Inhibition of rabbit subconjunctival fibroblast attachment and proliferation by 5-fluorouridine (FUR), 5-fluoro-2 deoxyuridine (FUdR), and 5-fluoro-2-deoxyuridine-5-monophosphate (FdUMP), was determined by 3H-adenosine uptake, cell counting, and colorimetric assays for the concentration range of 1000 to 0.0001 micrograms/ml over an 9 day period. The mean 50% inhibitory doses against proliferation were calculated for each assay. Rabbit fibroblast attachment was not inhibited at any drug concentration by either FUR, FUdR, or FdUMP. For rabbit fibroblast proliferation, FUR was found to be 10-100 fold more potent than FUdR and FdUMP. When comparing the human and rabbit cells, the unpaired t-test analysis showed no consistent statistical difference of the ID50s for FUR, FUdR or FdUMP. Rabbit ocular fibroblasts may be useful in modeling the proliferation of human ocular fibroblasts. These in vitro results may be useful for predicting optimal drug dosages for future in vivo testing of these drugs.

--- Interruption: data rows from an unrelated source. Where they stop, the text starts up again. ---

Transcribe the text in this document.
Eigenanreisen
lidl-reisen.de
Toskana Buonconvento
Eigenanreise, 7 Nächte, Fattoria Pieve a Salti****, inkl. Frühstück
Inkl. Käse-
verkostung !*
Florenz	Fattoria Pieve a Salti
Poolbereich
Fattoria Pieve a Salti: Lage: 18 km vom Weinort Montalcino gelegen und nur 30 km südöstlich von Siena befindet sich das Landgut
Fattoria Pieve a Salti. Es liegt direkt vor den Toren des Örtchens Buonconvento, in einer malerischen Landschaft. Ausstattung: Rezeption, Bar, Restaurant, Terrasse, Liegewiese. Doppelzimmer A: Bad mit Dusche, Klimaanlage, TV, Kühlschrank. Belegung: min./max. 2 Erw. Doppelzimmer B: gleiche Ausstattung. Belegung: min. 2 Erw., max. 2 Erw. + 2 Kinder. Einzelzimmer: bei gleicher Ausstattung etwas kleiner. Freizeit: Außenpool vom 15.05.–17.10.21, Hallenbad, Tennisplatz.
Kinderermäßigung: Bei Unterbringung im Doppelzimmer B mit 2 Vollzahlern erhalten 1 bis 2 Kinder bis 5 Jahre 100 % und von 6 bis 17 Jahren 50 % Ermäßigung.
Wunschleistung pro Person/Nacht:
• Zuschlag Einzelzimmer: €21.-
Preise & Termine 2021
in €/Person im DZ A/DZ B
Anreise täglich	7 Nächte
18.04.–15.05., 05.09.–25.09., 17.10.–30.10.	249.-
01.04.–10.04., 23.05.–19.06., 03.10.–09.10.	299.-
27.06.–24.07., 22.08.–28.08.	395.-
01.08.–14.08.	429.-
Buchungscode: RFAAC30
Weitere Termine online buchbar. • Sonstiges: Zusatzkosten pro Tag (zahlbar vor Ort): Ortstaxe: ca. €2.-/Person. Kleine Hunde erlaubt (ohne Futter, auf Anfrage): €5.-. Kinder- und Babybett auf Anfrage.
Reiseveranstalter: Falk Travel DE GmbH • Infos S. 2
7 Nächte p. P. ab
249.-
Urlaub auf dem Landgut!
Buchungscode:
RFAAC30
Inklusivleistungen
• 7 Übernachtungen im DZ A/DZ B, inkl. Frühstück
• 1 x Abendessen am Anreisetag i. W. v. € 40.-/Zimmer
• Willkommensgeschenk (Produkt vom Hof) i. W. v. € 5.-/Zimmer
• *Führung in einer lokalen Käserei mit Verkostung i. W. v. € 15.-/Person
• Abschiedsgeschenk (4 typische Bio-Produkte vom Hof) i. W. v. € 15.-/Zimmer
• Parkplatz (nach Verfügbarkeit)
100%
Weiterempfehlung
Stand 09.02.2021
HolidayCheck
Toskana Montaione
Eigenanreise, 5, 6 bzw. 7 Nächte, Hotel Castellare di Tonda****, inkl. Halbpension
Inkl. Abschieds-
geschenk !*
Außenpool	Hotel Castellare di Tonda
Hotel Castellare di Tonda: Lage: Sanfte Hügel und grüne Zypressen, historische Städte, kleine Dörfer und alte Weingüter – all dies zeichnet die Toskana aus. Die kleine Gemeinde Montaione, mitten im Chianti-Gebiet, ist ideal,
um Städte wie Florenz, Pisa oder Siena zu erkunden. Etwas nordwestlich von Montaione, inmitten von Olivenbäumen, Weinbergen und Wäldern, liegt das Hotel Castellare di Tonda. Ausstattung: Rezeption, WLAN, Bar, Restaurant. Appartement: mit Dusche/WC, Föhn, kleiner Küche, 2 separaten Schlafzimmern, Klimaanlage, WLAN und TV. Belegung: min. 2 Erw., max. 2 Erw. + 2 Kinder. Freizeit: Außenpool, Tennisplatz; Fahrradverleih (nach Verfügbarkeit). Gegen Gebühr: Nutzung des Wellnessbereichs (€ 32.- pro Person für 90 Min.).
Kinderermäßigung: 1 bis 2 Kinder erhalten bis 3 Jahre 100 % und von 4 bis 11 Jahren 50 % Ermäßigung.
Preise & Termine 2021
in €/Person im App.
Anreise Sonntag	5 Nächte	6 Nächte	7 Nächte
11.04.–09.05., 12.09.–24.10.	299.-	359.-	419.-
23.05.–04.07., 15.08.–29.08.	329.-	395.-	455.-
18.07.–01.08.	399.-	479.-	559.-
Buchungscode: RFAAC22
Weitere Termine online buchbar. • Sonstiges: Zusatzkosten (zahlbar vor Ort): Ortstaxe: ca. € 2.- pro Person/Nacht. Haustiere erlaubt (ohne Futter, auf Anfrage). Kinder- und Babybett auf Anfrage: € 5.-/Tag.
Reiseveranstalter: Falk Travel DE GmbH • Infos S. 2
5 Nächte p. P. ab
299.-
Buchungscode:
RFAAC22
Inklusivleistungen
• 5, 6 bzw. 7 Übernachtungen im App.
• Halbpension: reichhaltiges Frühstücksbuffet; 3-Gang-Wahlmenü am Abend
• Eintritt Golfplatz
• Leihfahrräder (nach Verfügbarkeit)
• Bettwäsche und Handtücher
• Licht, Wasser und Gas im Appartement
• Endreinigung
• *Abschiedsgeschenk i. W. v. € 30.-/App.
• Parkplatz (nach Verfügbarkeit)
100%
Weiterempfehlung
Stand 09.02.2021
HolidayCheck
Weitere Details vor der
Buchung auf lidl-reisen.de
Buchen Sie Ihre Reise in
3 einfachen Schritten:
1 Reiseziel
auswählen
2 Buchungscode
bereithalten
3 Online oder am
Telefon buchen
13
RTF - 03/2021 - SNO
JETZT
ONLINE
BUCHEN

The effect of 5-fluorouracil and cytarabine on human fibroblasts from Tenon's capsule.

The in vitro cellular inhibitory effects of two pyrimidine antimetabolites, 5-fluorouracil (5-FU) and cytarabine (ara-C), on the attachment and proliferation of human Tenon's capsule fibroblasts after 1, 2, 3, 5, 7, and 10 days of growth were measured with a Coulter counter, a colorimetric method using the endogenous enzyme hexosaminidase, and 3H-thymidine uptake. Neither 5-FU nor ara-C affected cell attachment. The 50% inhibitory dose (ID50) for 5-FU, as measured by the Coulter counter and hexosaminidase assay, was 0.2 and 0.4 micrograms/ml, respectively, at day 5 and decreased to 0.01 and 0.10 micrograms/ml, respectively, on later days. The ID50 for ara-C as measured by the Coulter counter and hexosaminidase assay was 0.01 and 0.1 micrograms/ml at day 3 and remained constant over time. Much lower ID50s were measured by thymidine uptake for both drugs. These findings may indicate that 5-FU has a delayed effect on cellular proliferation due to conversion into more active metabolites. The ara-C has a direct and constant inhibitory effect on cellular proliferation and is ten times more potent than 5-FU as an antiproliferative drug. Thus ara-C may have clinical utility in preventing failure of glaucoma filtering surgery.